What am I angry about, you ask? It’s a lousy situation knowing that my spouse is in a nursing facility now. I never wanted that. I’m angry at myself for not being able to keep him at home. I know it’s not rational, but that doesn’t help. I’m a gerontologist. My specialty is handing problems dealing with aging, but I couldn’t help him. That makes me mad. Fighting family interference makes me madder. It’s a problem and I have to deal with it. Fortunately, help is available.

So, what’s my secret to handling the red-rage? It’s not really a secret; it takes a lot of work. First off, I have to own my anger – admit that it’s there. That may seem like a no brainer, but you’d be surprised at how we can deny anger even when it’s staring us in the face. My tip-off is when the dog is sitting on the other side of the room with her ears down. Then I pay attention to what I’m doing: grousing and slamming things around as I think about what I want to say to the person who has ticked me off. Hard to deny that!

So, what’s the cure? I’ve had to look at a variety of solutions and play around with them until I found my personal favorite: music. I put on some music and crank it up! I take the time to think about how I’m letting my rage run my life.

There are many other ways to tame the tiger too:

• Using mindfulness which involves getting into the moment by focusing on what you are feeling right now. Anger makes us live in the past and robs us of the future. Bringing yourself back to the current moment helps us focus on what is happening now, not what happened a little while ago.
• Breathing exercises. Yes, simply taking control of your breathing can reduce your anger. By slowing your breathing down, you pull your body out of that “fight or flight” mode that comes with anger. It helps us release the anger too.
• Journaling. I use this technique too. When I get angry, my thoughts race and it’s hard to know just exactly what I am feeling, yet alone figure out a way to cope. Writing it down allows me to organize my thoughts without the anger clouding the issues.

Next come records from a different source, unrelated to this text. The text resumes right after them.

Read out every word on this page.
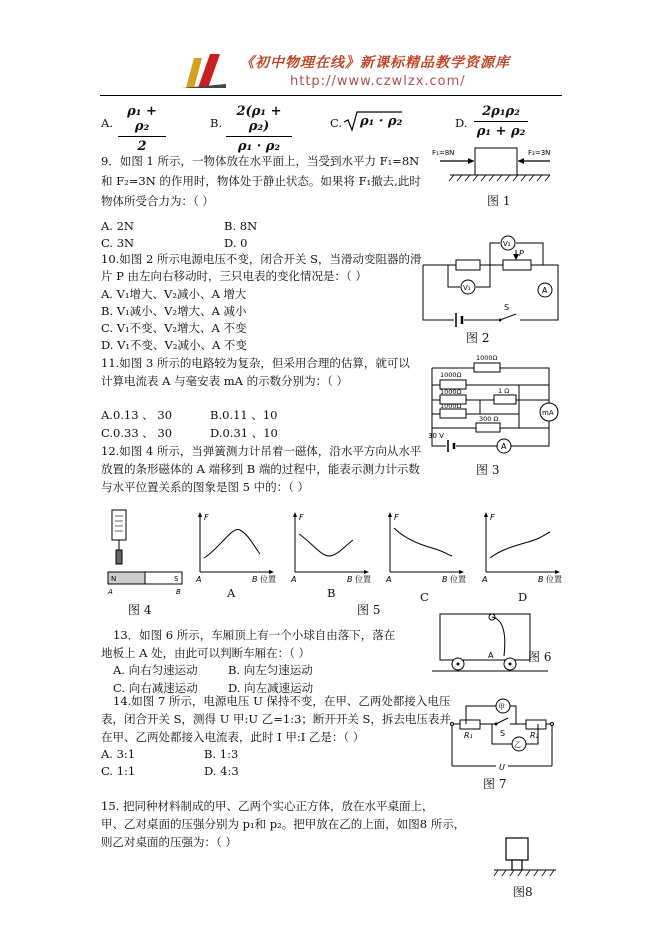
《初中物理在线》新课标精品教学资源库
http://www.czwlzx.com/
A.
ρ₁ + ρ₂
2
B.
2(ρ₁ + ρ₂)
ρ₁ · ρ₂
C. ρ₁ · ρ₂	D.
2ρ₁ρ₂
ρ₁ + ρ₂
9．如图 1 所示，一物体放在水平面上，当受到水平力 F₁=8N
和 F₂=3N 的作用时，物体处于静止状态。如果将 F₁撤去,此时
物体所受合力为：（ ）
A. 2N	B. 8N
C. 3N	D. 0
F₁=8N	F₂=3N
图 1
10.如图 2 所示电源电压不变，闭合开关 S，当滑动变阻器的滑
片 P 由左向右移动时，三只电表的变化情况是：（ ）
A. V₁增大、V₂减小、A 增大
B. V₁减小、V₂增大、A 减小
C. V₁不变、V₂增大、A 不变
D. V₁不变、V₂减小、A 不变
P
V₂
V₁	A
S
图 2
11.如图 3 所示的电路较为复杂，但采用合理的估算，就可以
计算电流表 A 与毫安表 mA 的示数分别为：（ ）
A.0.13 、 30	B.0.11 、10
C.0.33 、 30	D.0.31 、10
1000Ω
1000Ω
1000Ω	1 Ω
1000Ω
300 Ω
mA
30 V
A
图 3
12.如图 4 所示，当弹簧测力计吊着一磁体，沿水平方向从水平
放置的条形磁体的 A 端移到 B 端的过程中，能表示测力计示数
与水平位置关系的图象是图 5 中的：（ ）
N	S
A	B
图 4
F
A	B 位置
A
F
A	B 位置
B
F
A	B 位置
C
F
A	B 位置
D
图 5
13．如图 6 所示，车厢顶上有一个小球自由落下，落在
地板上 A 处，由此可以判断车厢在：（ ）
A. 向右匀速运动	B. 向左匀速运动
C. 向右减速运动	D. 向左减速运动
A	图 6
14.如图 7 所示，电源电压 U 保持不变，在甲、乙两处都接入电压
表，闭合开关 S，测得 U 甲:U 乙=1:3；断开开关 S，拆去电压表并
在甲、乙两处都接入电流表，此时 I 甲:I 乙是：（ ）
A. 3:1	B. 1:3
C. 1:1	D. 4:3
R₁	R₂
S
甲
乙
U
图 7
15. 把同种材料制成的甲、乙两个实心正方体，放在水平桌面上，
甲、乙对桌面的压强分别为 p₁和 p₂。把甲放在乙的上面，如图8 所示，
则乙对桌面的压强为：（ ）
图8
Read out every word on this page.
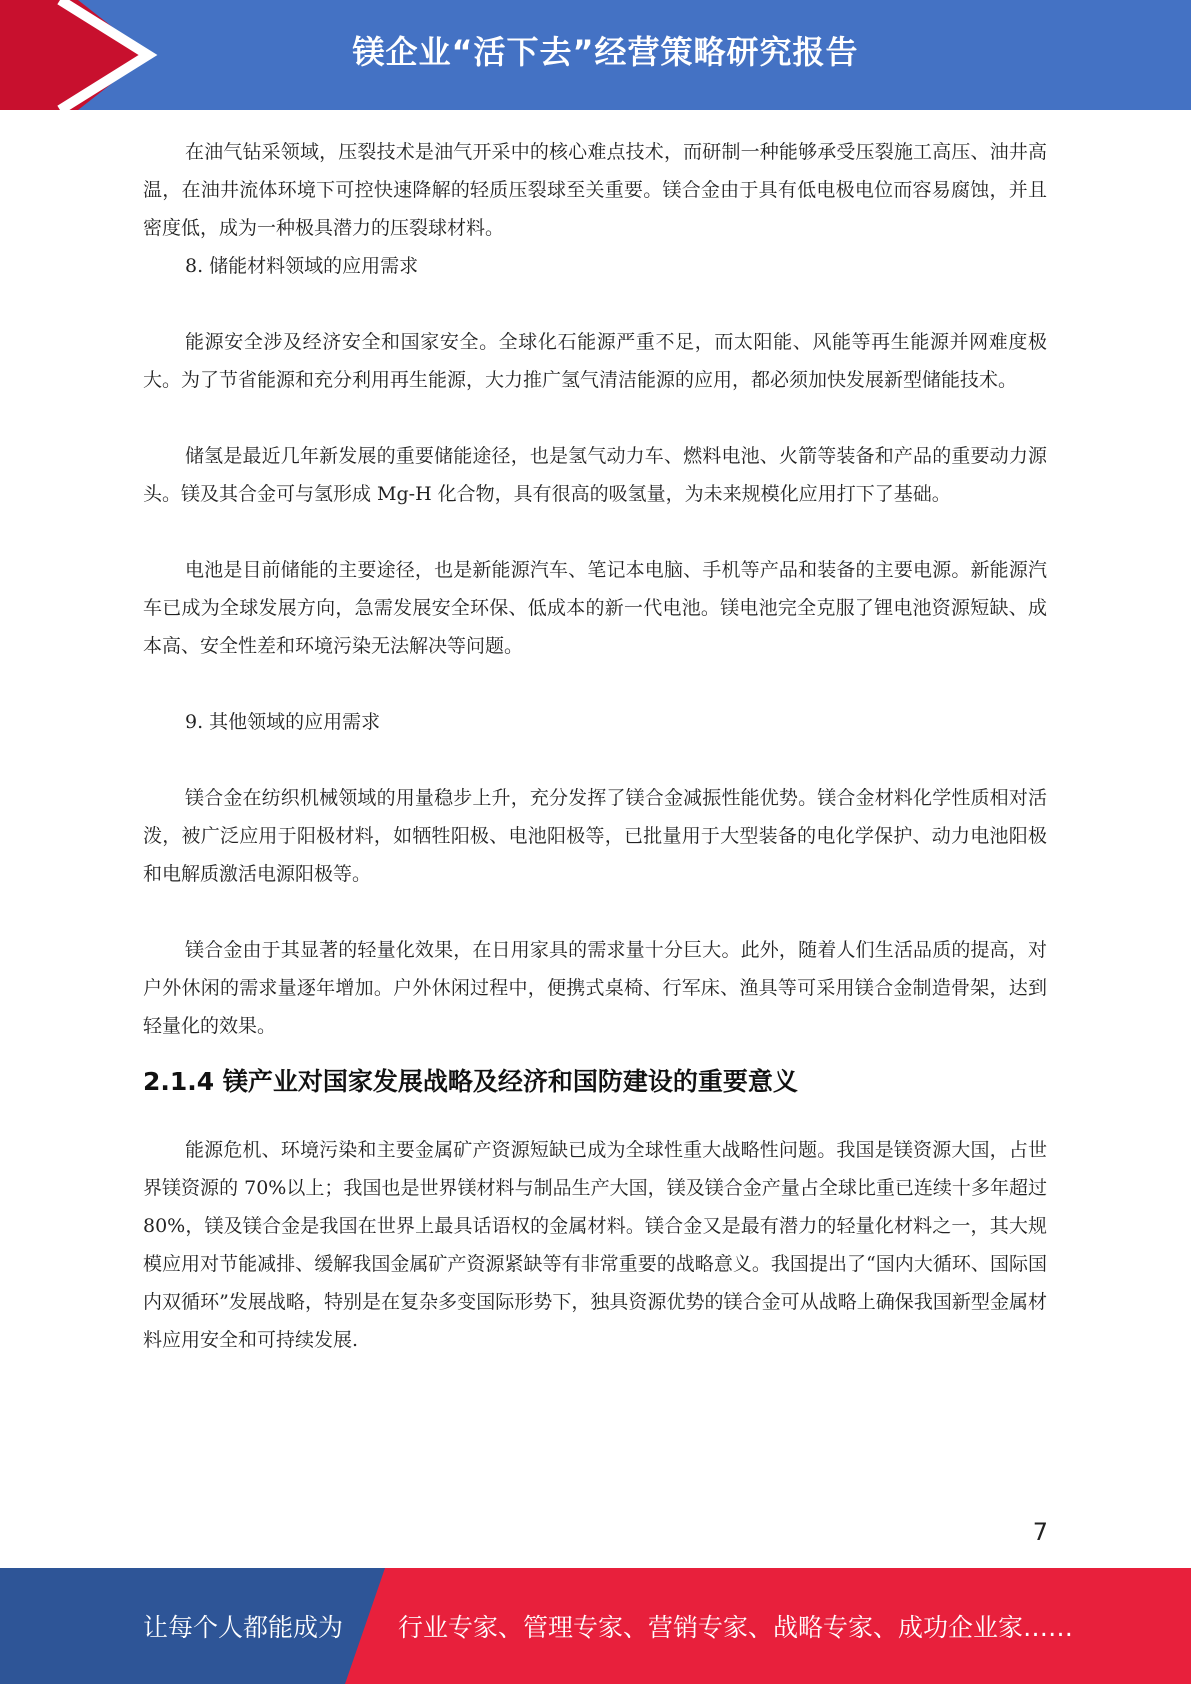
镁企业“活下去”经营策略研究报告

在油气钻采领域，压裂技术是油气开采中的核心难点技术，而研制一种能够承受压裂施工高压、油井高温，在油井流体环境下可控快速降解的轻质压裂球至关重要。镁合金由于具有低电极电位而容易腐蚀，并且密度低，成为一种极具潜力的压裂球材料。

8. 储能材料领域的应用需求

能源安全涉及经济安全和国家安全。全球化石能源严重不足，而太阳能、风能等再生能源并网难度极大。为了节省能源和充分利用再生能源，大力推广氢气清洁能源的应用，都必须加快发展新型储能技术。

储氢是最近几年新发展的重要储能途径，也是氢气动力车、燃料电池、火箭等装备和产品的重要动力源头。镁及其合金可与氢形成 Mg-H 化合物，具有很高的吸氢量，为未来规模化应用打下了基础。

电池是目前储能的主要途径，也是新能源汽车、笔记本电脑、手机等产品和装备的主要电源。新能源汽车已成为全球发展方向，急需发展安全环保、低成本的新一代电池。镁电池完全克服了锂电池资源短缺、成本高、安全性差和环境污染无法解决等问题。

9. 其他领域的应用需求

镁合金在纺织机械领域的用量稳步上升，充分发挥了镁合金减振性能优势。镁合金材料化学性质相对活泼，被广泛应用于阳极材料，如牺牲阳极、电池阳极等，已批量用于大型装备的电化学保护、动力电池阳极和电解质激活电源阳极等。

镁合金由于其显著的轻量化效果，在日用家具的需求量十分巨大。此外，随着人们生活品质的提高，对户外休闲的需求量逐年增加。户外休闲过程中，便携式桌椅、行军床、渔具等可采用镁合金制造骨架，达到轻量化的效果。

2.1.4 镁产业对国家发展战略及经济和国防建设的重要意义

能源危机、环境污染和主要金属矿产资源短缺已成为全球性重大战略性问题。我国是镁资源大国，占世界镁资源的 70%以上；我国也是世界镁材料与制品生产大国，镁及镁合金产量占全球比重已连续十多年超过 80%，镁及镁合金是我国在世界上最具话语权的金属材料。镁合金又是最有潜力的轻量化材料之一，其大规模应用对节能减排、缓解我国金属矿产资源紧缺等有非常重要的战略意义。我国提出了“国内大循环、国际国内双循环”发展战略，特别是在复杂多变国际形势下，独具资源优势的镁合金可从战略上确保我国新型金属材料应用安全和可持续发展.

7
让每个人都能成为 行业专家、管理专家、营销专家、战略专家、成功企业家……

It’s one of the healthiest things I do.
• Do a reality check on your expectations. Sometimes I get angry with others because I’m already angry. That’s not fair to them. It’s kind of the kick the dog issue when you’re mad about something else and you take it out on the dog simply because he’s there. I don’t want to do that with my dog or the kids, or anyone else for that matter. My anger is my responsibility and I am the one who needs to deal with it.

There are more ways to cope with anger. The main thing is that you start looking at how to control yours. Don’t let anger manage you; there’s too much at stake. Instead start managing your anger today!